El desconcertante “zar Medvédev”
Dimitri Medvédev asumió esta semana la presidencia de la Federación Rusa en un acto solemne que recordaba, extrañamente, la suntuosidad de una entronización imperial. Estiman los politólogos que la ceremonia celebrada en el Kremlin fue una mezcla de reafirmación del poderío de los zares y de espectáculo mediático cuidadosamente preparado, cuyas secuencias debían causar un importante efecto psicológico más allá de los confines de la “madre Rusia”.
Para la mayoría de los observadores occidentales, el nuevo Presidente ruso no deja de ser un mero símbolo del continuismo de la política llevada a cabo por Vladimir Putin, amigo y valedor de Medvédev. Incluso hay quien opina que el relevo del antiguo agente de la KGB reconvertido a estadista es un simple espejismo, que los destinos de Rusia seguirán dependiendo de la estrategia establecida por el minúsculo grupo de ex agentes de los servicios de inteligencia que se habían adueñado del poder durante la era del titubeante Borís Yeltsin. Nada menos cierto, puesto que ya en los últimos años de la desaparecida URSS los exponentes de este poder oculto controlaban la vida pública del gigante con pies de barro. Algunos Secretarios Generales del Partido Comunista de la Unión Soviética (PCUS) procedían del aparato represivo o se apoyaban en sus estructuras para perpetuarse en el poder. En este contexto, conviene señalar que Vladimir Putin no representa la excepción que confirma la regla. Por el contrario, es el digno representante de una nueva clase política que emerge del caos producido por el derrumbamiento del imperio soviético. Una clase integrada por los supervivientes de los servicios secretos, que se colocaron en los múltiples “agujeros negros” de la política y la economía, invadiendo el terreno de los antiguos “aparatchik” del régimen comunista.

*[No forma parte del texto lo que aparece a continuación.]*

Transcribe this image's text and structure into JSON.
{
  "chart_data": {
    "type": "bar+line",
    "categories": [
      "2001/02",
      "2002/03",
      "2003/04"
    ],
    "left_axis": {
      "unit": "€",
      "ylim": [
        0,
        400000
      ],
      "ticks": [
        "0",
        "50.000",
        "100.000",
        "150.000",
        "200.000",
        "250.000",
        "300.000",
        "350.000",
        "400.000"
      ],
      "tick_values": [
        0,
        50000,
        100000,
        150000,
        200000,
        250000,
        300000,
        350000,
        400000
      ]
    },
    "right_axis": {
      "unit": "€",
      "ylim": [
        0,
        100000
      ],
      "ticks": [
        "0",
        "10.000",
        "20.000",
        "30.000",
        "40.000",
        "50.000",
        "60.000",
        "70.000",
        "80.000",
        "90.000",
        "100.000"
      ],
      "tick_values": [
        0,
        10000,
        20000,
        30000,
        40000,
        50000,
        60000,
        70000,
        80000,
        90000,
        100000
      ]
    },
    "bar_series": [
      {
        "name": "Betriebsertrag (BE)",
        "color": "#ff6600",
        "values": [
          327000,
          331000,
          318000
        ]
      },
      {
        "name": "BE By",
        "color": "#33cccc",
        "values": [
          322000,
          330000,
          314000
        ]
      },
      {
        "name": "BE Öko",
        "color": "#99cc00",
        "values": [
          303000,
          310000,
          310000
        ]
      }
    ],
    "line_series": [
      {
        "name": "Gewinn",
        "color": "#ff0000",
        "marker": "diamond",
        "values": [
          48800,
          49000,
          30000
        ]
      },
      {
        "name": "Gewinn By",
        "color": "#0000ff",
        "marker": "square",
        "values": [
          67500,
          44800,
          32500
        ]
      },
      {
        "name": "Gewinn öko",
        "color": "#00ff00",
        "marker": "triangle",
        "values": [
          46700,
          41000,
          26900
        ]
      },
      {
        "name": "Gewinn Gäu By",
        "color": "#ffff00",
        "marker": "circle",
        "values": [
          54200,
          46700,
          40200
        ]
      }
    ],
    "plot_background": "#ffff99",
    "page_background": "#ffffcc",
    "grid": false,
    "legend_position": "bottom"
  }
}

Sin embargo, Dimitri Medvédev no pertenece a este núcleo de poder. Curiosamente, este economista que llegó a dirigir la “Gazprom”, la empresa energética más grande del país, tiene antecedentes de otra índole. Medvédev no colaboró con los servicios secretos. Más aún, se enorgullece de no haber hecho siquiera el servicio militar, de no haber engrosado las filas de un ejército que, tras la humillante derrota sufrida en Afganistán, se limitó a reprimir los focos de inestabilidad interna, provocados por nacionalismos de todo signo: Nagorny Karabaj, Abjasia, Chechenia…
Medvédev es, o la menos pretende ser, el recién llegado que promete modificar los parámetros actuales de la sociedad rusa. Sus primeras promesas –mayor respeto de los derechos humanos, modernización de la estructura industrial del país, aumento del nivel de vida de la población, ampliación de la hasta ahora exigua clase media, cambios en la política exterior- llamaron la atención de los “kremlinólogos”, empeñados en averiguar si detrás de las buenas palabras del Presidente no se ocultan las habituales trampas.
En efecto, el sistema de gobierno ideado por los nuevos dueños del país deja muy poco margen de maniobra a los extraños. Cabe suponer que Putin, que asume el cargo de Primer Ministro, tratará de controlar los ministerios clave, limitando las prerrogativas del nuevo Presidente.
Por otra parte, el establishment moscovita es consciente de la necesidad de lanzar una “operación sonrisa” destinada a tranquilizar a los políticos occidentales, preocupados por los cada vez más frecuentes “arrebatos hegemónicos” de Vladimir Putin.
De hecho, Rusia no deja de ser una gran incógnita. Esta gran potencia parece poco propensa a renunciar a su papel a escala planetaria. Quienes se frotaron las manos tras la desaparición del mundo bipolar, empiezan a comprender que habrá que contar con el Kremlin a la hora de diseñar nuevas estrategias mundiales. Dimitri Medvédev se halla, pues, ante un doble desafío: por un lado, tratar de modernizar Rusia y, por el otro, imponerse en el hasta ahora no siempre armónico concierto de las grandes potencias.